VivoZ BioLabs is developing biology-based sensor technology that could greatly improve screening of new cancer drug candidates and the creation of therapeutic regimens that target individual tumor characteristics. DULTECH is creating sensors that detect “envelope” viruses like the one responsible for COVID-19. VYIR is developing a low-cost, highly accurate infrared camera to detect viruses, including the one responsible for COVID-19 (SARS-CoV-2). These companies now provide training opportunities to CUNY students, and as they grow, they will be able to provide more jobs to New Yorkers. CUNY also can realize financial returns from these company partnerships as a result of the joint intellectual property development that emerges from early-stage collaborative research. Those returns will be reinvested to provide new educational opportunities and services for New Yorkers.

The Sensor CAT’s role in workforce development is more than incidental, however. We are working to provide career pathways through industry-partner programs that allow students in our labs to intern with New York–based companies of all sizes, many of which are using the ASRC core-facilities to develop sensor technology.

We also work with LifeSciNYC, a city entity that supports growing the local biotech industry, to subsidize compensation of CUNY undergraduate and graduate students who intern with companies in the LifeSciNYC program. The cost-sharing arrangement not only provides students paid industry training opportunities, it also affords companies a highly skilled workforce pipeline. Ultimately, these experiences provide clear pathways for students to learn how to apply their academic experience to industry employment and step into the private sector once they complete their degrees.

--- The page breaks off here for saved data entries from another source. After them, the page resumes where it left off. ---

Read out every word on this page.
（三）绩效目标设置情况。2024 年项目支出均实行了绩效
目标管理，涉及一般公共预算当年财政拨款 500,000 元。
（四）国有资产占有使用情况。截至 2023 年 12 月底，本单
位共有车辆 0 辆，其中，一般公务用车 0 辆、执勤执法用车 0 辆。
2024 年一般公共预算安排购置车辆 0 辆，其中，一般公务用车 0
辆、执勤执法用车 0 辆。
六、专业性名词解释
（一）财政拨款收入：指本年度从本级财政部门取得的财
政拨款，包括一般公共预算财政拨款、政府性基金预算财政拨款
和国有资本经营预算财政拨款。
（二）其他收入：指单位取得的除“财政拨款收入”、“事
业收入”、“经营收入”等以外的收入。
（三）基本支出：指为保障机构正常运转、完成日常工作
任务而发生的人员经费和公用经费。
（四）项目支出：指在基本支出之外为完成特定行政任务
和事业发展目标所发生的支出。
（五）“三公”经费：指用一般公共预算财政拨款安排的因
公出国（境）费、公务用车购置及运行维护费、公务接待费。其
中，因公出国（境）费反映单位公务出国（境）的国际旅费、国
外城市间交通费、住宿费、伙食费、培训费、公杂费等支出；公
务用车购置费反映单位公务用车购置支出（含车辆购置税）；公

The biggest measure of success will be the Sensor CAT’s ability to create new employers, not just provide a pipeline of talent to existing New York–based companies. That’s why we are also making a significant investment in entrepreneurial skills training. Through a partnership with Baruch College’s Zicklin School of Business — another CUNY school — we will launch the first graduate-level business course for STEM students focused on entrepreneurship this Fall 2021. The class will impart valuable skills not previously offered as a part of STEM graduate programs, but which are now necessary to address workforce trends and the demand for scientists who can thrive, innovate, and lead within a lean startup culture.

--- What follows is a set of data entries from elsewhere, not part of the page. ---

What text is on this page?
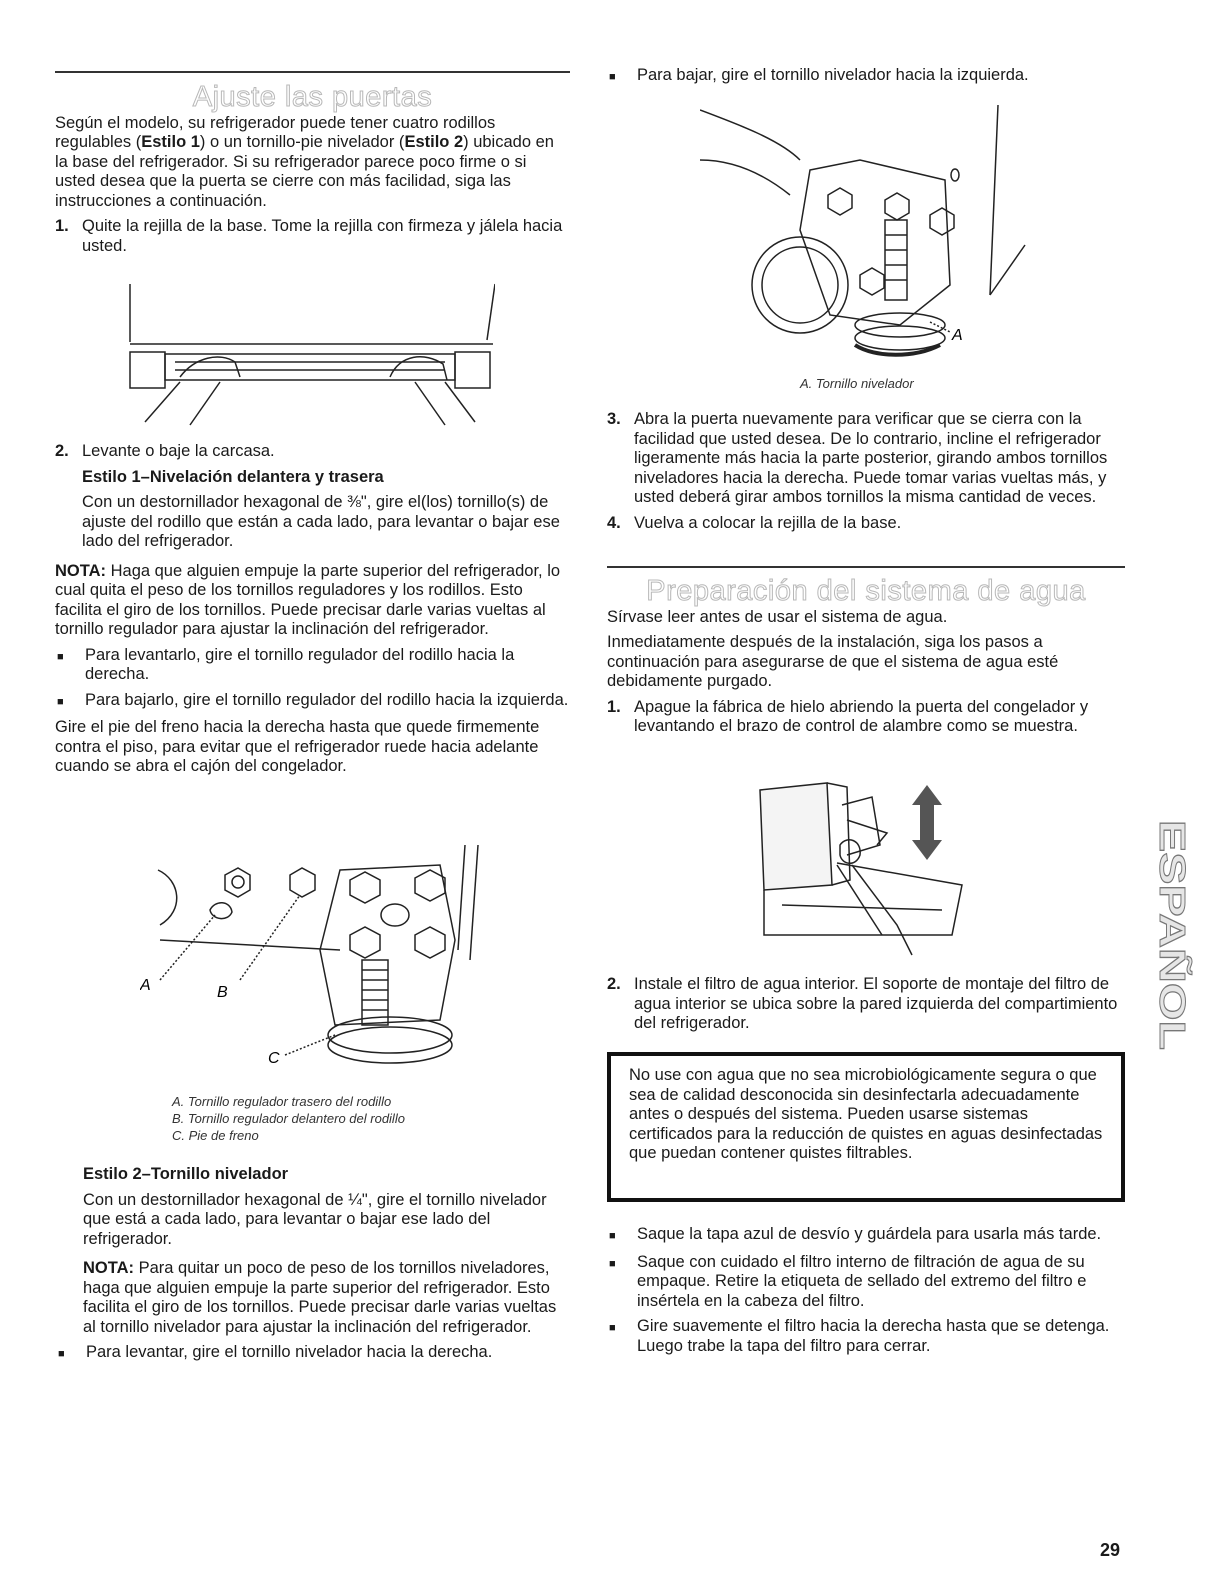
Ajuste las puertas

Según el modelo, su refrigerador puede tener cuatro rodillos regulables (Estilo 1) o un tornillo-pie nivelador (Estilo 2) ubicado en la base del refrigerador. Si su refrigerador parece poco firme o si usted desea que la puerta se cierre con más facilidad, siga las instrucciones a continuación.

1. Quite la rejilla de la base. Tome la rejilla con firmeza y jálela hacia usted.
2. Levante o baje la carcasa.
Estilo 1–Nivelación delantera y trasera

Con un destornillador hexagonal de ⅜", gire el(los) tornillo(s) de ajuste del rodillo que están a cada lado, para levantar o bajar ese lado del refrigerador.

NOTA: Haga que alguien empuje la parte superior del refrigerador, lo cual quita el peso de los tornillos reguladores y los rodillos. Esto facilita el giro de los tornillos. Puede precisar darle varias vueltas al tornillo regulador para ajustar la inclinación del refrigerador.

■	Para levantarlo, gire el tornillo regulador del rodillo hacia la derecha.
■	Para bajarlo, gire el tornillo regulador del rodillo hacia la izquierda.

Gire el pie del freno hacia la derecha hasta que quede firmemente contra el piso, para evitar que el refrigerador ruede hacia adelante cuando se abra el cajón del congelador.

A	B
C
A. Tornillo regulador trasero del rodillo
B. Tornillo regulador delantero del rodillo
C. Pie de freno
Estilo 2–Tornillo nivelador

Con un destornillador hexagonal de ¼", gire el tornillo nivelador que está a cada lado, para levantar o bajar ese lado del refrigerador.

NOTA: Para quitar un poco de peso de los tornillos niveladores, haga que alguien empuje la parte superior del refrigerador. Esto facilita el giro de los tornillos. Puede precisar darle varias vueltas al tornillo nivelador para ajustar la inclinación del refrigerador.

■	Para levantar, gire el tornillo nivelador hacia la derecha.
■	Para bajar, gire el tornillo nivelador hacia la izquierda.
A
A. Tornillo nivelador
3. Abra la puerta nuevamente para verificar que se cierra con la facilidad que usted desea. De lo contrario, incline el refrigerador ligeramente más hacia la parte posterior, girando ambos tornillos niveladores hacia la derecha. Puede tomar varias vueltas más, y usted deberá girar ambos tornillos la misma cantidad de veces.
4. Vuelva a colocar la rejilla de la base.
Preparación del sistema de agua

Sírvase leer antes de usar el sistema de agua.

Inmediatamente después de la instalación, siga los pasos a continuación para asegurarse de que el sistema de agua esté debidamente purgado.

1. Apague la fábrica de hielo abriendo la puerta del congelador y levantando el brazo de control de alambre como se muestra.
2. Instale el filtro de agua interior. El soporte de montaje del filtro de agua interior se ubica sobre la pared izquierda del compartimiento del refrigerador.
No use con agua que no sea microbiológicamente segura o que sea de calidad desconocida sin desinfectarla adecuadamente antes o después del sistema. Pueden usarse sistemas certificados para la reducción de quistes en aguas desinfectadas que puedan contener quistes filtrables.
■	Saque la tapa azul de desvío y guárdela para usarla más tarde.
■	Saque con cuidado el filtro interno de filtración de agua de su empaque. Retire la etiqueta de sellado del extremo del filtro e insértela en la cabeza del filtro.
■	Gire suavemente el filtro hacia la derecha hasta que se detenga. Luego trabe la tapa del filtro para cerrar.
ESPAÑOL
29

Siloed thinking and acting within areas of research have long been the biggest hinderances to realizing critical scientific advances. This problem is bigger than what’s happening in research labs, however. Siloed thinking has also prevented interdependent pieces of the STEM industry — academia, government, and the private sector — from moving in concert to change with the times and meet the needs of people. Through the ASRC Sensor CAT, CUNY can help tear down these silos and offer new opportunities to New Yorkers.

Tavis Ezell is the Director of Business Development for the ASRC Sensor CAT Program.

Rein Ulijn is Director of the ASRC Sensor CAT, Founding Director of the ASRC Nanoscience Initiative, and Einstein Professor of Chemistry at Hunter College.